POP - Scenario planning for tourism management: a System Dynamics simulation approach applied to the Galapagos Islands
This project has generated a decision-support system based on a System Dynamics model designed to aid the decision-making processes of tourism management in the Galapagos Islands. A participative approach was followed during model development to embrace the views of stakeholders and policy-makers of the Galapagos. The model offer a relatively simple, understandable, graphical representation of the impacts generated in several strategic subsystems of the Galapagos Islands, examined through hypotheses involving three different change scenarios. The subsystems include population, natural environment, protected area management, importation of goods and products, touristic infrastructure, transportation, and electrical production and use. Under each scenario, tourism growth and the corresponding increase in the resident population are highlighted, as the central processes reshaping the islands, with clear implications for human-environment interactions. The expanded human dimension in the Galapagos generates a number of integrative social-ecological effects that have the potential to cause severe shocks to the natural environment of the Galapagos Islands, and possibly, to saturate the capacity of several socio-economic subsystems. The decision-support system generated in this project is a quantitative scenario planning tool that can be used by policy-makers to achieve an enhanced understanding of the Galapagos Islands as a coupled human-natural system.

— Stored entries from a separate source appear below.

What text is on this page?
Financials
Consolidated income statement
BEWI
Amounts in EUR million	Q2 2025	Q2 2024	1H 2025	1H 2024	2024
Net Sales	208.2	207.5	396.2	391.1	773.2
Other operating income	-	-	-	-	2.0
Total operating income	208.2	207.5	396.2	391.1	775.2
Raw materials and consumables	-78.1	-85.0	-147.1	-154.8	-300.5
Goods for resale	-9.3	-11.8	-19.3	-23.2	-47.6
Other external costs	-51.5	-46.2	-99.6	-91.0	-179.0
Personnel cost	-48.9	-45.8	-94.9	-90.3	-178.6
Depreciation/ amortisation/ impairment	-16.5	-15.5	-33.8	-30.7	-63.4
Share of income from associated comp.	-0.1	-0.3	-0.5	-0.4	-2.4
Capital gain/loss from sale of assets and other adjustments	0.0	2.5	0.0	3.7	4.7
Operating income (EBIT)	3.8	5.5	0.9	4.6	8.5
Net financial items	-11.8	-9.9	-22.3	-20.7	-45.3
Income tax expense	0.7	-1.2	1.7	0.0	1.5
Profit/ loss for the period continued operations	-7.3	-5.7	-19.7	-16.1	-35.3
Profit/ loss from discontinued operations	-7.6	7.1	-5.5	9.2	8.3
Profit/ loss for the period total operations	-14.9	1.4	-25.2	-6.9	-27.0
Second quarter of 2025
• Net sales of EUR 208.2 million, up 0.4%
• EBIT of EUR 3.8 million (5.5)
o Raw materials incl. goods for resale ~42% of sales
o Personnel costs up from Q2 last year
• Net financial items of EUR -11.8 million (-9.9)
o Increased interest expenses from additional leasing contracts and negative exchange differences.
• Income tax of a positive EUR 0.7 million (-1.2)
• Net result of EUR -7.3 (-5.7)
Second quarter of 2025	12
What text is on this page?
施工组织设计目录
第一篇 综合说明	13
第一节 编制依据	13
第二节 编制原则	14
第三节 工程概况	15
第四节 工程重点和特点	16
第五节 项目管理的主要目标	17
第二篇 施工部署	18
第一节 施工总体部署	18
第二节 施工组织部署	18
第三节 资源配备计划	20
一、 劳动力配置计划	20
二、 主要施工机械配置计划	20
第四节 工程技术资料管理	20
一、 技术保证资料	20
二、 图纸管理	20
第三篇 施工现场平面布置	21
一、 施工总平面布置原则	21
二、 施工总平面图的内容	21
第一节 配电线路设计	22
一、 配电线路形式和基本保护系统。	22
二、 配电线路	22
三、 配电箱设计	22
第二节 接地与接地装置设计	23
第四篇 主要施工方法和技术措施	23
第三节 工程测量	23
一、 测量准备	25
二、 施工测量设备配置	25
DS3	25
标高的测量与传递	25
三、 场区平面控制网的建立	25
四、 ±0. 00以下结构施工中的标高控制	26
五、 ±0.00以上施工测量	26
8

SENSEOIL - Remote Sensing of Environmental Liabilities of the Oil Industry in the Ecuadorian Amazon
This project reviews over 1100 location of oil spill events over Ecuador from 1980 to 2012. This is the official record of oil spills in Ecuador. We used cloud free Landsat 5 TM and Landsat 7 ETM+ images which we could retrieve information about the previous and post spill situation. 40 final sites were selected, which distributed in 55 images over our study area. These points were used to evaluate 3 analysis methods described here in order to keep consistency with our analyses: Subpixel Analysis and Fractional Coverage (on multi-spectral scenes) and Radar analysis.